It will all be over in a week. That was the affirmation Abigail had gone to bed with every night toward the end of the first month of Rosemary’s so-called “visit.” Now, five weeks later, Rosemary and Zack were still around, leaving trails of Frito crumbs and sticky drops of soda pop leading from the kitchen through the tiny living room and into the library across the hall where the sleeper sofa and the rent-a-cot had transformed a hitherto serene environment that had once been Abigail’s refuge into a noisy, messy pigsty.--Enough
 
I hear the back door open, and a man emerges from the shadows at the foot of our house. Hitching up his trousers, he buckles his belt and walks up the alley to the street….I compose a little poem in my head. It goes: “Alley cat, alley cat. Where you at. You scarin’ my brother. You like doin’ that? You makin’ me mad, Mr. Alley Cat. So you better watch out. ’Less you wearin’ a hat.”--Alley Cat
 
Portia learns another lesson: She is here to take the rap.

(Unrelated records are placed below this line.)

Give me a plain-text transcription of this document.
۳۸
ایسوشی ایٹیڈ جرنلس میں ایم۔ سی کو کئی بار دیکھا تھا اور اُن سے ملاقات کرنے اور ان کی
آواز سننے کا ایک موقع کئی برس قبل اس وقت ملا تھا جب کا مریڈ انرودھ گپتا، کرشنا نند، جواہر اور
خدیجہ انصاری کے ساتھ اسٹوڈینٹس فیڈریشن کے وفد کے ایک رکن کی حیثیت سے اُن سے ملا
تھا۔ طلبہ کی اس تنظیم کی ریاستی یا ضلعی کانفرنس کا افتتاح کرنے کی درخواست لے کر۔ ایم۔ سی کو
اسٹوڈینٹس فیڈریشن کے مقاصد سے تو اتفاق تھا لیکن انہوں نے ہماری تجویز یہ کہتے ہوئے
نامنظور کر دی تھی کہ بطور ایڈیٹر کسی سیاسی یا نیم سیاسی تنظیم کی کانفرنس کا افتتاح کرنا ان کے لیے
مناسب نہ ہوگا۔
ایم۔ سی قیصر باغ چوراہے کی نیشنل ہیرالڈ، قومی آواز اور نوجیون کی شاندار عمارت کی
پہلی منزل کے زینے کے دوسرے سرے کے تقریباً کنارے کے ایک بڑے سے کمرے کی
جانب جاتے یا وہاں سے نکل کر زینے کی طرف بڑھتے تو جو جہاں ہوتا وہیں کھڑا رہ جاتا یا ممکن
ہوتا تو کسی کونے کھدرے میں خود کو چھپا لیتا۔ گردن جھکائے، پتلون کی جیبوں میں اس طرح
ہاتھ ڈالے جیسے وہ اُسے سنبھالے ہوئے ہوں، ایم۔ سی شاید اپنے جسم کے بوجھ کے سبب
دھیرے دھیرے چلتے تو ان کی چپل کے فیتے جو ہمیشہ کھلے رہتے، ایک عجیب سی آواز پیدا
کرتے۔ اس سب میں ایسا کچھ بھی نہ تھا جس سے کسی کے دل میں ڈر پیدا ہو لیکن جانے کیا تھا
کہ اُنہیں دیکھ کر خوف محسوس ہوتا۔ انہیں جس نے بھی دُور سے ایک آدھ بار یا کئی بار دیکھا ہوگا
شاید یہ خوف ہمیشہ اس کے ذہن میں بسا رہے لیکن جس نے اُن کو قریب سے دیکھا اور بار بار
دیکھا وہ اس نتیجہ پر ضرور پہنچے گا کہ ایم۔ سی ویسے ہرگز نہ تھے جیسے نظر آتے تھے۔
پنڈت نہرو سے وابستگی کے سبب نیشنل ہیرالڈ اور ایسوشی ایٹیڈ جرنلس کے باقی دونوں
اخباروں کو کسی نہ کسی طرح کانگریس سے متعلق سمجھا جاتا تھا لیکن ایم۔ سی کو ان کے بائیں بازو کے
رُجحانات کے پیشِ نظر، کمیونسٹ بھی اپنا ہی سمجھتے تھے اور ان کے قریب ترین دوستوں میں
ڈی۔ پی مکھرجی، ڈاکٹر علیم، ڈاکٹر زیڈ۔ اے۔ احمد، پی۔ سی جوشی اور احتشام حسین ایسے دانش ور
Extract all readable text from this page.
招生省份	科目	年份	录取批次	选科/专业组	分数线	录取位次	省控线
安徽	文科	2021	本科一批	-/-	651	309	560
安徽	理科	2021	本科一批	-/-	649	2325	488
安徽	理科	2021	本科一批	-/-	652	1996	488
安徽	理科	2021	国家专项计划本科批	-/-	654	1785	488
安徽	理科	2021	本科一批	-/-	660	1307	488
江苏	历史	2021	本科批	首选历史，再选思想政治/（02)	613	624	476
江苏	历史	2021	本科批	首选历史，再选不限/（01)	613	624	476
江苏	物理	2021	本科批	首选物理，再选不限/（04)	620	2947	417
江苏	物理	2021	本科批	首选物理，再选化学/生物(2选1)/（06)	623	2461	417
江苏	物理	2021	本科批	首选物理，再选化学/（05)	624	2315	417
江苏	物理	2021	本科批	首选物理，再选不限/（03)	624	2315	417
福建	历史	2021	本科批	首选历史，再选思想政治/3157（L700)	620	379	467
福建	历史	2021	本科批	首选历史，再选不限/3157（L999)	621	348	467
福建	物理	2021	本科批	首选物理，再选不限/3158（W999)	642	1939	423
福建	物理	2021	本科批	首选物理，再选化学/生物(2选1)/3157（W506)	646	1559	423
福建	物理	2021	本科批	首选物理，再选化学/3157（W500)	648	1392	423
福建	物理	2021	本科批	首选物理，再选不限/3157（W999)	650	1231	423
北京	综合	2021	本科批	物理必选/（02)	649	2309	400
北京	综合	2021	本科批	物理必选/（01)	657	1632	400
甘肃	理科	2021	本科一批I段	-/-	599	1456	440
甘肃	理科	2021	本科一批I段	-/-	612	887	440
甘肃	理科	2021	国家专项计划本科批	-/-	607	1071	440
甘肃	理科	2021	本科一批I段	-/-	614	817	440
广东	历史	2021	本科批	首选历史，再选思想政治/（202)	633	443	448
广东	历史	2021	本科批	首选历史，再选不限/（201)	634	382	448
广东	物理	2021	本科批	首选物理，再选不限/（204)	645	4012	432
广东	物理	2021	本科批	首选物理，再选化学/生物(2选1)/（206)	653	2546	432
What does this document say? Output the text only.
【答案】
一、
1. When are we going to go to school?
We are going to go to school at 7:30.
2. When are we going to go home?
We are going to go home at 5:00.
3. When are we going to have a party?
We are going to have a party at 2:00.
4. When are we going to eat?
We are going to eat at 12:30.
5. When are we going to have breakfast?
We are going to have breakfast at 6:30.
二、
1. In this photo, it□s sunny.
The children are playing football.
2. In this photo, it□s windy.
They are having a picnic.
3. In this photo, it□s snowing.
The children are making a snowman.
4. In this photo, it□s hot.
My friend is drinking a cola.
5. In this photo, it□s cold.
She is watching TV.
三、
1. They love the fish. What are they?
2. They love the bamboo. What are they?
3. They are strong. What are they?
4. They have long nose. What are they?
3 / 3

“You signed off on this, didn’t you” a higher-up accuses.
“Yes.”
“How could you possibly think it was appropriate?”
“Sorry.” She hangs her head when she says this, not so much to indicate regret as to hide anger. She can’t help wondering why it is inappropriate and why some people seem to be able to judge appropriateness so much more easily than she can.--Department of Purgatory
 
It is only then that I feel it might be possible to rise from my sleepless bed and cross the floor to the window, hoping I might hear an owl hooting in the distance or that I might see a clear sky, knowing there won’t be nearly as many stars as I grew up with, but perhaps the Big Dipper? Orion? That’s when I remember running across the back yard and into the orchard, with you finally catching me and the two of us collapsing onto a bed of sun-kissed grass, bathed in dappled moonlight and surrounded by the scent of apples, our laughter stifled by desire, your hand creeping up beneath my skirt.--Noise
 
In fact, when she thought about it, airline crashes were rare. She’d clearly overreacted to the one that had eventually sent her rushing into the arms of a candy maker who, like some blind dates she’d had in the past, was certainly sweet but truly boring.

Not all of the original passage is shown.